Mayor Gayle McLaughlin and other elected leaders joined Ritterman at the church and pushed hard for the measure. McLaughlin pledged to pass postelection legislation requiring that every dollar from Measure N goes to youth health and recreation programs, another in a long line of tweaks to the message that the pro-N side has made over months of campaigning to counter critics.
With its vast budget, The Community Coalition Against Beverage Taxes counts hundreds of local businesses and influential community groups, including the NAACP and Black Women of Political Action, among its members. The city's streets and airwaves are awash in "No on N" ads, funded by the Washington D.C.-based American Beverage Association. The coalition has also provided thousands in direct payments to influential community leaders, including to the Black American Political Action Committee and its treasurer, Joe Fisher.

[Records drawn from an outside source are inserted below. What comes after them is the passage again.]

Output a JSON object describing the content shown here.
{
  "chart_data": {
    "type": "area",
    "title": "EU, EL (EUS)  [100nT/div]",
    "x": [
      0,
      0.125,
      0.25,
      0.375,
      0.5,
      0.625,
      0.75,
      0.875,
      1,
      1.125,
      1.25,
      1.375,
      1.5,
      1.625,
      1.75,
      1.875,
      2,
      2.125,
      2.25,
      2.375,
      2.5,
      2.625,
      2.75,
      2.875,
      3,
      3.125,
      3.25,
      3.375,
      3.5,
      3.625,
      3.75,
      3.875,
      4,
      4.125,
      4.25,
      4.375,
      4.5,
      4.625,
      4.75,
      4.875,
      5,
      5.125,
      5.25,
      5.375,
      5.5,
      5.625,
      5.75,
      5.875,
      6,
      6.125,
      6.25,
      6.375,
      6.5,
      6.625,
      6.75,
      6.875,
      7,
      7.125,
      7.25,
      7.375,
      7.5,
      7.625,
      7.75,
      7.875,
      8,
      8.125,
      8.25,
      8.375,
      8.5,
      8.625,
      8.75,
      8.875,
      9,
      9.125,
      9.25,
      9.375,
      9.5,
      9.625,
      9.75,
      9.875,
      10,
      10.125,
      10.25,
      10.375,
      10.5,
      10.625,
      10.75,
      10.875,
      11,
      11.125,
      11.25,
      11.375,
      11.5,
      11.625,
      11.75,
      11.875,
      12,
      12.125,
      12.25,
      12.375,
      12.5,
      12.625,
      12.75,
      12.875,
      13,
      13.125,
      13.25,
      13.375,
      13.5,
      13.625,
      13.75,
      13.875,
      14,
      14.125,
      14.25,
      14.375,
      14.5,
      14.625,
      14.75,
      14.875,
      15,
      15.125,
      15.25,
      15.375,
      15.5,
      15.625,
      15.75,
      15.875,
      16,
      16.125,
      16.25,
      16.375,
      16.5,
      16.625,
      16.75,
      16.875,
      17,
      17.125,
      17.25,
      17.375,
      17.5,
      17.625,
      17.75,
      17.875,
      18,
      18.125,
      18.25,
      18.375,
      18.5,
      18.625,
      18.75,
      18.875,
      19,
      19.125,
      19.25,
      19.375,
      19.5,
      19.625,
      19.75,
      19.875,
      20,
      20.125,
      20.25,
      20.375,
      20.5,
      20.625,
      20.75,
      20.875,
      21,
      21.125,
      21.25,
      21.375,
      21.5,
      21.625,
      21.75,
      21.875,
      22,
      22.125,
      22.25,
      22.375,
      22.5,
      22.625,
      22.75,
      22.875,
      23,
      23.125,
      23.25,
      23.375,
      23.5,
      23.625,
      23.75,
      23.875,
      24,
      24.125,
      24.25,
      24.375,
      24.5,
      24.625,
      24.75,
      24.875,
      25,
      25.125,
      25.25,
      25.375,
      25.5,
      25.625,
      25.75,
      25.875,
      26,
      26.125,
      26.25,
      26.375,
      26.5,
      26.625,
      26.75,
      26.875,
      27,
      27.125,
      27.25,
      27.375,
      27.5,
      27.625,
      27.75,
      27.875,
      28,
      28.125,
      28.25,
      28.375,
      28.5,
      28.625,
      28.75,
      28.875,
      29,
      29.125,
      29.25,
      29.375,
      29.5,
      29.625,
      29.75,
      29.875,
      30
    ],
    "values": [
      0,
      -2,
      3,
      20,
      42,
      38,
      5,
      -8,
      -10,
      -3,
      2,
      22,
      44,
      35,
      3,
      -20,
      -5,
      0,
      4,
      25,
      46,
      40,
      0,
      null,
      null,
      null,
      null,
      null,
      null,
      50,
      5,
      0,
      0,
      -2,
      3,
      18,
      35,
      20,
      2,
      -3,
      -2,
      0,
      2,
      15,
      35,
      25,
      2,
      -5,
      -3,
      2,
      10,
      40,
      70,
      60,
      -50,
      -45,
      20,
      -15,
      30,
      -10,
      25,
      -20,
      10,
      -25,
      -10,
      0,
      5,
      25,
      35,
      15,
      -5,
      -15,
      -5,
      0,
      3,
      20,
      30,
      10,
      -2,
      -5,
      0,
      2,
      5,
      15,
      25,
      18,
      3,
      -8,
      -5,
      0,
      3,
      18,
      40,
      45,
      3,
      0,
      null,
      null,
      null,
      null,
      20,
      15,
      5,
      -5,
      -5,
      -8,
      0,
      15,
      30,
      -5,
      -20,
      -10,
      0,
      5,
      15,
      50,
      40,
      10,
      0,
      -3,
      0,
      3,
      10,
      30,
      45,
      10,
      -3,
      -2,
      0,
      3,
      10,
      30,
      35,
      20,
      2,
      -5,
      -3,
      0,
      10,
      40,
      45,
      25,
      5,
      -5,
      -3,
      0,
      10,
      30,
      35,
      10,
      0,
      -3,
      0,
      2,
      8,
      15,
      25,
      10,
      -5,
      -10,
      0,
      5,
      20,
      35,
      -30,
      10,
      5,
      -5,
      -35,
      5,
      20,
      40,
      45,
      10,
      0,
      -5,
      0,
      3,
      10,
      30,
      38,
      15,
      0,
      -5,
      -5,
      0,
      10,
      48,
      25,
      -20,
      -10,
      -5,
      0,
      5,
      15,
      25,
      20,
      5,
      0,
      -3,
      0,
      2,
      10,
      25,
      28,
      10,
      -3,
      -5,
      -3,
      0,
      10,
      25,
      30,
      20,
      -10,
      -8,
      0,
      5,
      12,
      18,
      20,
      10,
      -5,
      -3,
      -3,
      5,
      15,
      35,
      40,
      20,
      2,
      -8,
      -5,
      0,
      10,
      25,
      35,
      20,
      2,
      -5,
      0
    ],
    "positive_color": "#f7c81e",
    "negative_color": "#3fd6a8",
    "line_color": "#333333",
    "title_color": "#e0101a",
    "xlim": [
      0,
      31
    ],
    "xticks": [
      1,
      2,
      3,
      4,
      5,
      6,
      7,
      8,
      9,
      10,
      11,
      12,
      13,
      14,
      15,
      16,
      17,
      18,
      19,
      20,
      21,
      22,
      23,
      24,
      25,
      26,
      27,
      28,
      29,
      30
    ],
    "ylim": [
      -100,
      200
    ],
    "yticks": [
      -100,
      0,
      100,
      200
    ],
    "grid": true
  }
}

"Without Big Soda's money, there would be no organized opposition against the soda tax," Ritterman said. Critics have complained that Ritterman and his allies initially overlooked the support of local churches and leaders, opening the door for the beverage industry to make inroads. Ritterman disagrees.
"No regrets," Ritterman said. "We have worked hard. We have run an honest campaign."
Observers close to the campaigns on both sides say N has a slim chance at passage but still marvel at the spirited, crafty, bare-bones campaign that pushed Richmond into the national spotlight on public health policy.
The battle in Richmond may be lost this year, they say, but the larger war changing the beverage industry is still in their favor.
"This really advanced the cause no matter how the vote turns out," said Councilman Tom Butt. "A lot of people have been watching this, learning what to do and what not to do, and I am sure there will be other cities that will take this up."